When I left for college, I had no idea how tough the change would be for me. I was too busy buying new stuff for my dorm room, getting to know my roommate, and making plans for my college future. But the move away was hard on me. Extremely hard. I was thrown outside my comfort zone, with a roommate I didn’t get along with, and in a semester with classes that tested every level of my academic ability. It was so difficult that I still get knots in my stomach whenever I take the exit off I-275 that I used to get to my university. I only lived 30 minutes away so I eventually ended up going home almost every weekend, which, in hindsight, wasn’t the best decision for me. I should have forced myself to stay there, get more involved, and make friends. But I wasn’t in the state of mind to actively put those plans into action. I was just trying to survive the year at college.

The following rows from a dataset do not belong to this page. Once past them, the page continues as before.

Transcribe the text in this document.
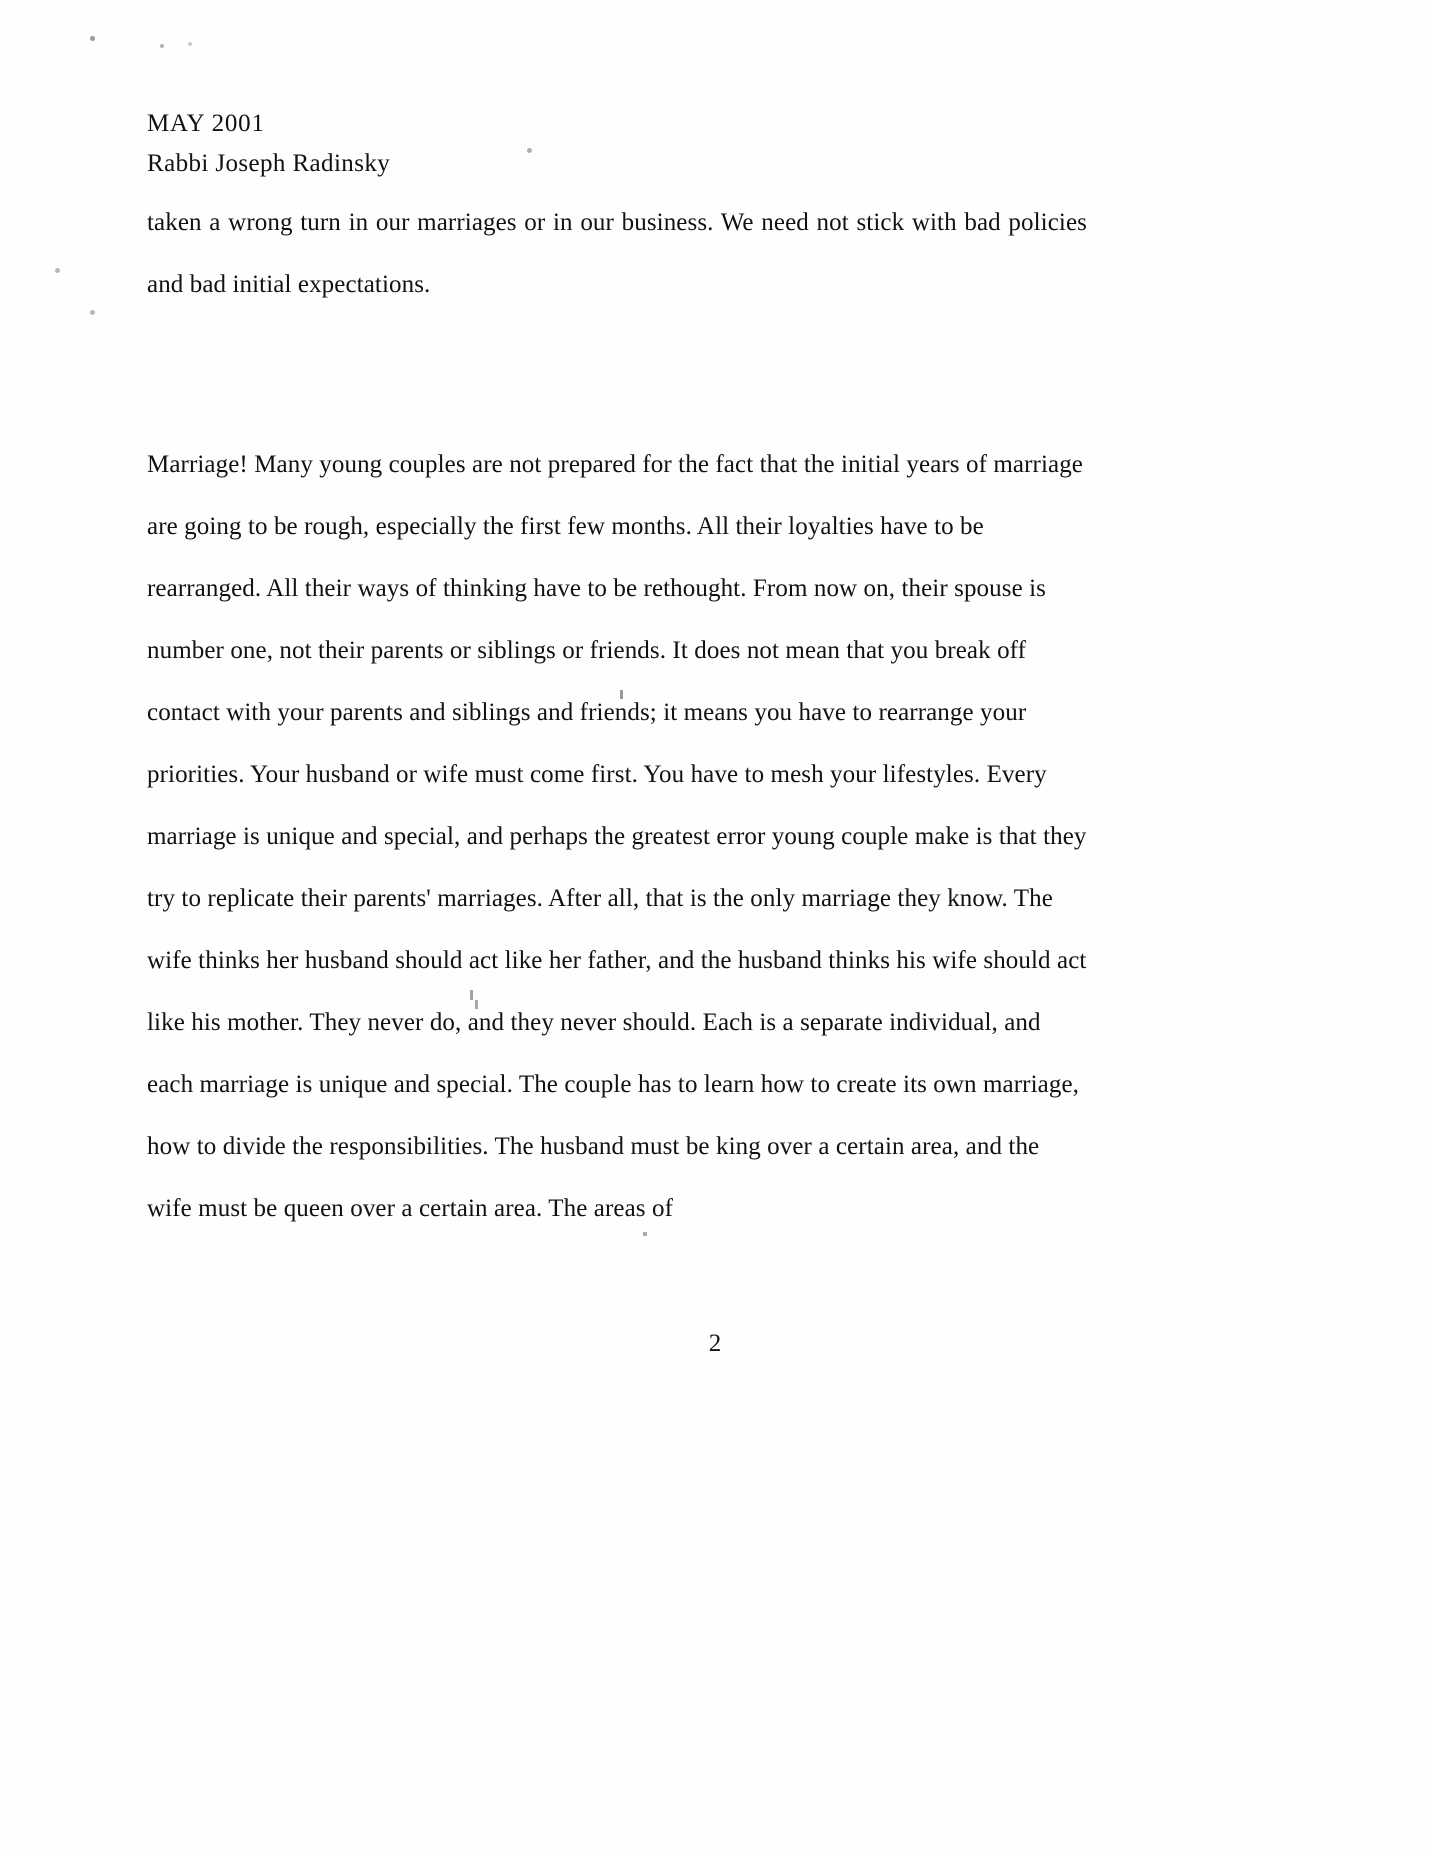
MAY 2001
Rabbi Joseph Radinsky

taken a wrong turn in our marriages or in our business. We need not stick with bad policies and bad initial expectations.

Marriage! Many young couples are not prepared for the fact that the initial years of marriage are going to be rough, especially the first few months. All their loyalties have to be rearranged. All their ways of thinking have to be rethought. From now on, their spouse is number one, not their parents or siblings or friends. It does not mean that you break off contact with your parents and siblings and friends; it means you have to rearrange your priorities. Your husband or wife must come first. You have to mesh your lifestyles. Every marriage is unique and special, and perhaps the greatest error young couple make is that they try to replicate their parents' marriages. After all, that is the only marriage they know. The wife thinks her husband should act like her father, and the husband thinks his wife should act like his mother. They never do, and they never should. Each is a separate individual, and each marriage is unique and special. The couple has to learn how to create its own marriage, how to divide the responsibilities. The husband must be king over a certain area, and the wife must be queen over a certain area. The areas of

2
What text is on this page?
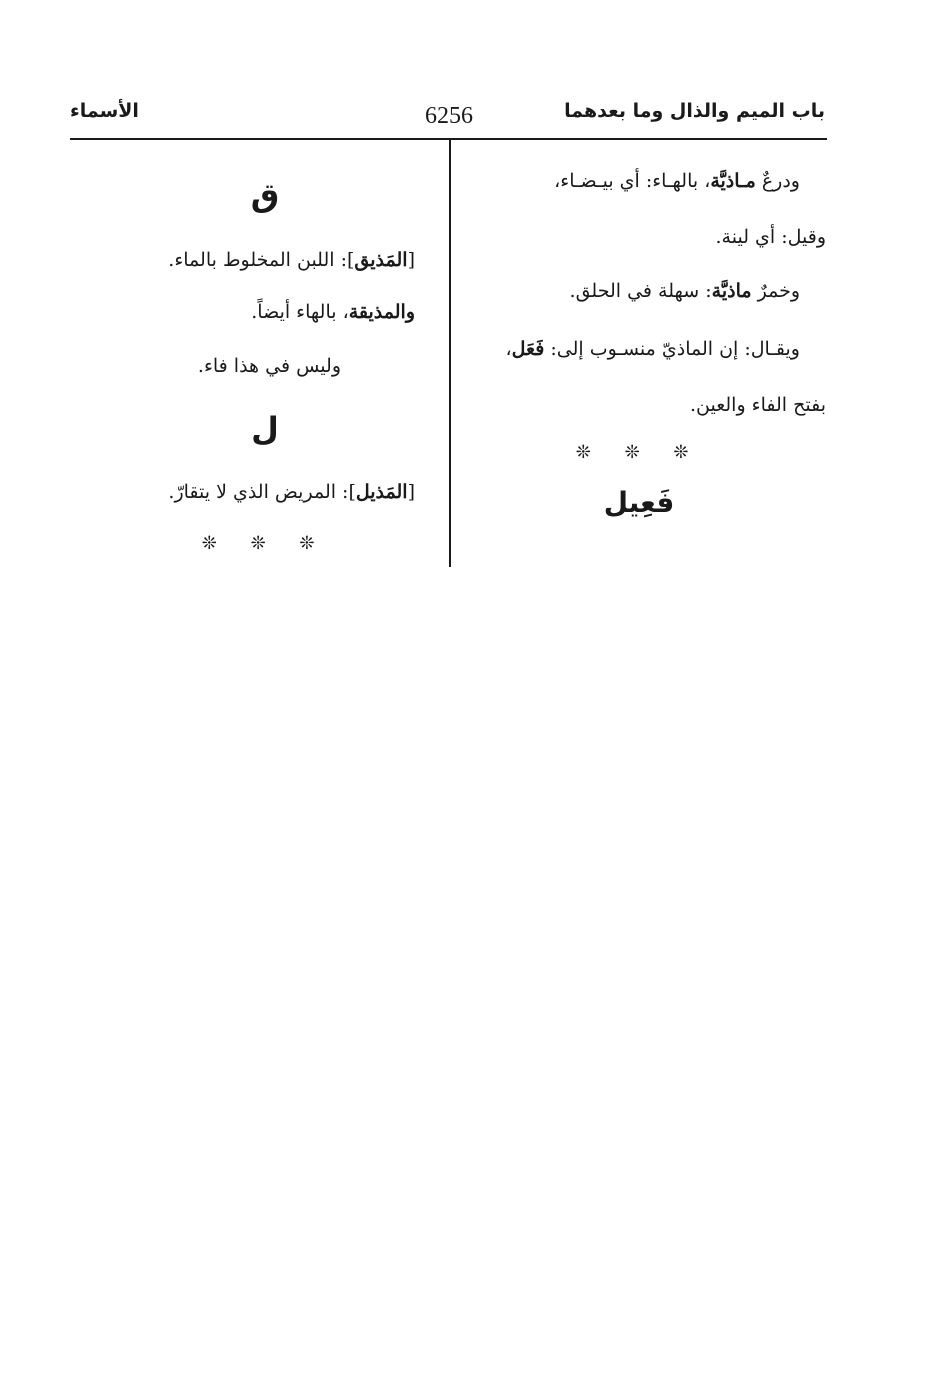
باب الميم والذال وما بعدهما
6256
الأسماء
ودرعٌ مـاذيَّة، بالهـاء: أي بيـضـاء،
وقيل: أي لينة.
وخمرٌ ماذيَّة: سهلة في الحلق.
ويقـال: إن الماذيّ منسـوب إلى: فَعَل،
بفتح الفاء والعين.
❊ ❊ ❊
فَعِيل
ق
[المَذيق]: اللبن المخلوط بالماء.
والمذيقة، بالهاء أيضاً.
وليس في هذا فاء.
ل
[المَذيل]: المريض الذي لا يتقارّ.
❊ ❊ ❊
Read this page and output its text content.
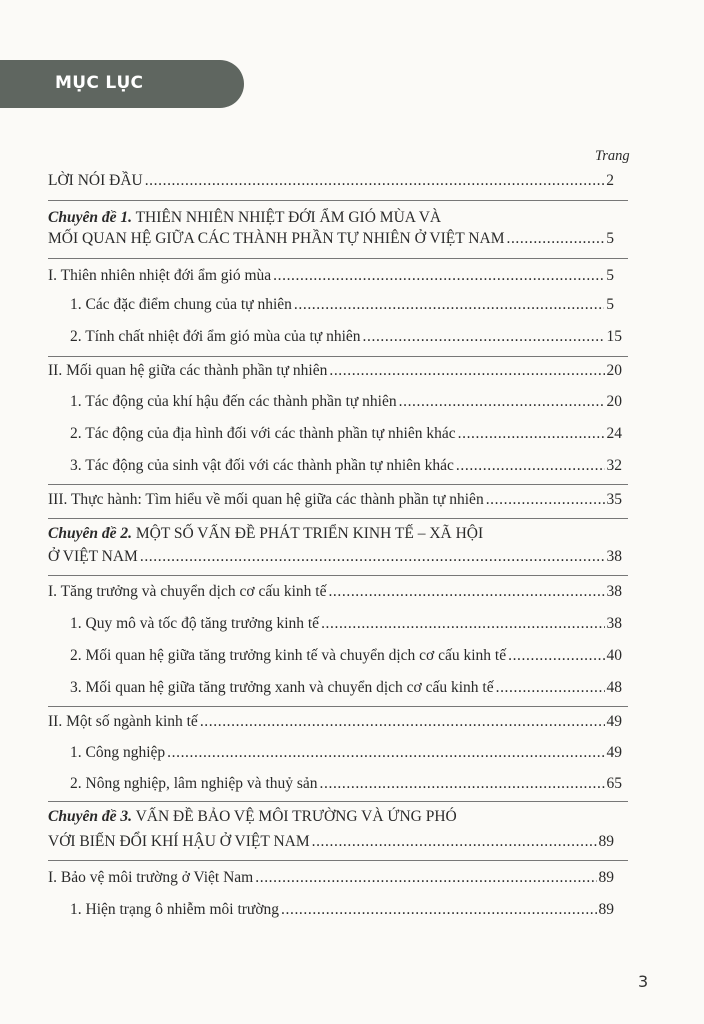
MỤC LỤC
Trang
LỜI NÓI ĐẦU .....	2
Chuyên đề 1. THIÊN NHIÊN NHIỆT ĐỚI ẨM GIÓ MÙA VÀ
MỐI QUAN HỆ GIỮA CÁC THÀNH PHẦN TỰ NHIÊN Ở VIỆT NAM .....	5
I. Thiên nhiên nhiệt đới ẩm gió mùa .....	5
1. Các đặc điểm chung của tự nhiên .....	5
2. Tính chất nhiệt đới ẩm gió mùa của tự nhiên .....	15
II. Mối quan hệ giữa các thành phần tự nhiên .....	20
1. Tác động của khí hậu đến các thành phần tự nhiên .....	20
2. Tác động của địa hình đối với các thành phần tự nhiên khác .....	24
3. Tác động của sinh vật đối với các thành phần tự nhiên khác .....	32
III. Thực hành: Tìm hiểu về mối quan hệ giữa các thành phần tự nhiên .....	35
Chuyên đề 2. MỘT SỐ VẤN ĐỀ PHÁT TRIỂN KINH TẾ – XÃ HỘI
Ở VIỆT NAM .....	38
I. Tăng trưởng và chuyển dịch cơ cấu kinh tế .....	38
1. Quy mô và tốc độ tăng trưởng kinh tế .....	38
2. Mối quan hệ giữa tăng trưởng kinh tế và chuyển dịch cơ cấu kinh tế .....	40
3. Mối quan hệ giữa tăng trưởng xanh và chuyển dịch cơ cấu kinh tế .....	48
II. Một số ngành kinh tế .....	49
1. Công nghiệp .....	49
2. Nông nghiệp, lâm nghiệp và thuỷ sản .....	65
Chuyên đề 3. VẤN ĐỀ BẢO VỆ MÔI TRƯỜNG VÀ ỨNG PHÓ
VỚI BIẾN ĐỔI KHÍ HẬU Ở VIỆT NAM .....	89
I. Bảo vệ môi trường ở Việt Nam .....	89
1. Hiện trạng ô nhiễm môi trường .....	89
3
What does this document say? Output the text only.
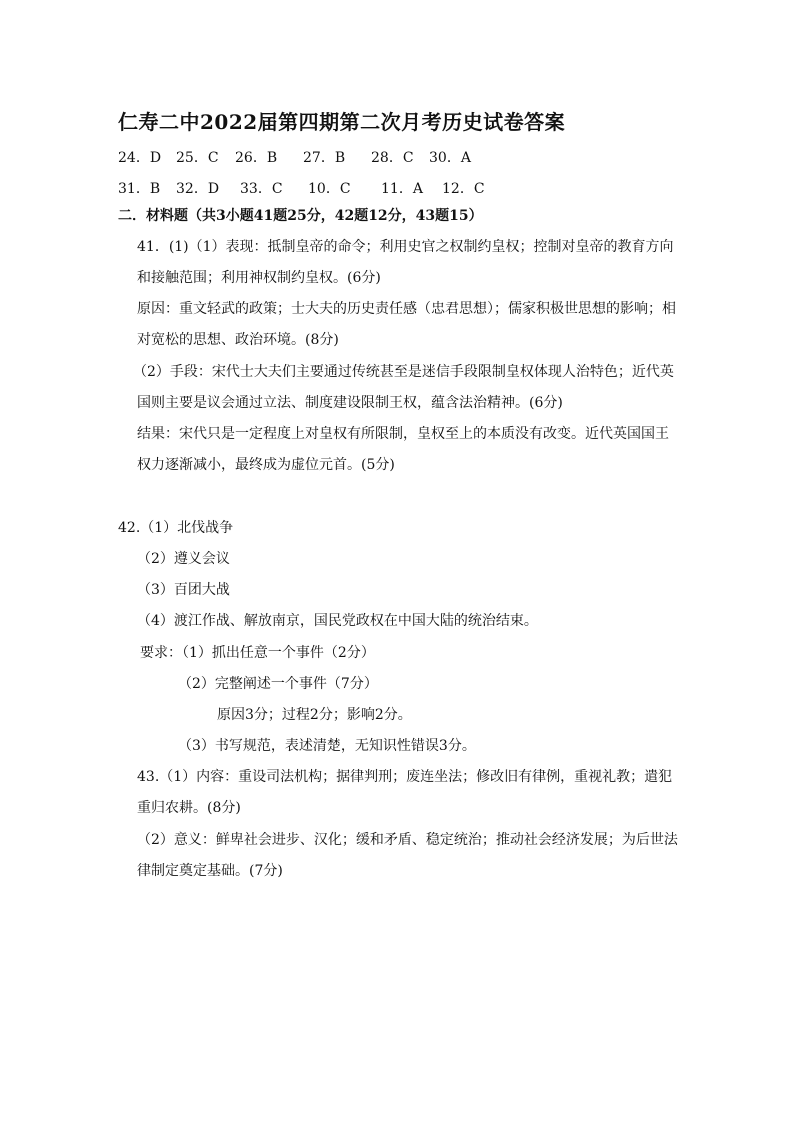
仁寿二中2022届第四期第二次月考历史试卷答案
24．D 25．C 26．B 27．B 28．C 30．A
31．B 32．D 33．C 10．C 11．A 12．C
二．材料题（共3小题41题25分，42题12分，43题15）
41．(1)（1）表现：抵制皇帝的命令；利用史官之权制约皇权；控制对皇帝的教育方向
和接触范围；利用神权制约皇权。(6分)
原因：重文轻武的政策；士大夫的历史责任感（忠君思想）；儒家积极世思想的影响；相
对宽松的思想、政治环境。(8分)
（2）手段：宋代士大夫们主要通过传统甚至是迷信手段限制皇权体现人治特色；近代英
国则主要是议会通过立法、制度建设限制王权，蕴含法治精神。(6分)
结果：宋代只是一定程度上对皇权有所限制，皇权至上的本质没有改变。近代英国国王
权力逐渐减小，最终成为虚位元首。(5分)
42.（1）北伐战争
（2）遵义会议
（3）百团大战
（4）渡江作战、解放南京，国民党政权在中国大陆的统治结束。
要求：（1）抓出任意一个事件（2分）
（2）完整阐述一个事件（7分）
原因3分；过程2分；影响2分。
（3）书写规范，表述清楚，无知识性错误3分。
43.（1）内容：重设司法机构；据律判刑；废连坐法；修改旧有律例，重视礼教；遣犯
重归农耕。(8分)
（2）意义：鲜卑社会进步、汉化；缓和矛盾、稳定统治；推动社会经济发展；为后世法
律制定奠定基础。(7分)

Ever since then, I’ve had this fear that being on my own, or even living away from home, is something I’m incapable of doing. That I am too attached to my mom and I would never get rid of that knot of anxiety in my stomach if I ever moved away. It’s this fear I have that I’m so afraid of voicing because, hello, a 24-year-old who is scared to leave her mother’s house is a WEIRDO. I should want to be independent and on my own and only responsible for myself. That’s the whole POINT of adulthood, right? There is something wretchedly wrong with me if leaving my mother’s house filled me with such fear and anxiety.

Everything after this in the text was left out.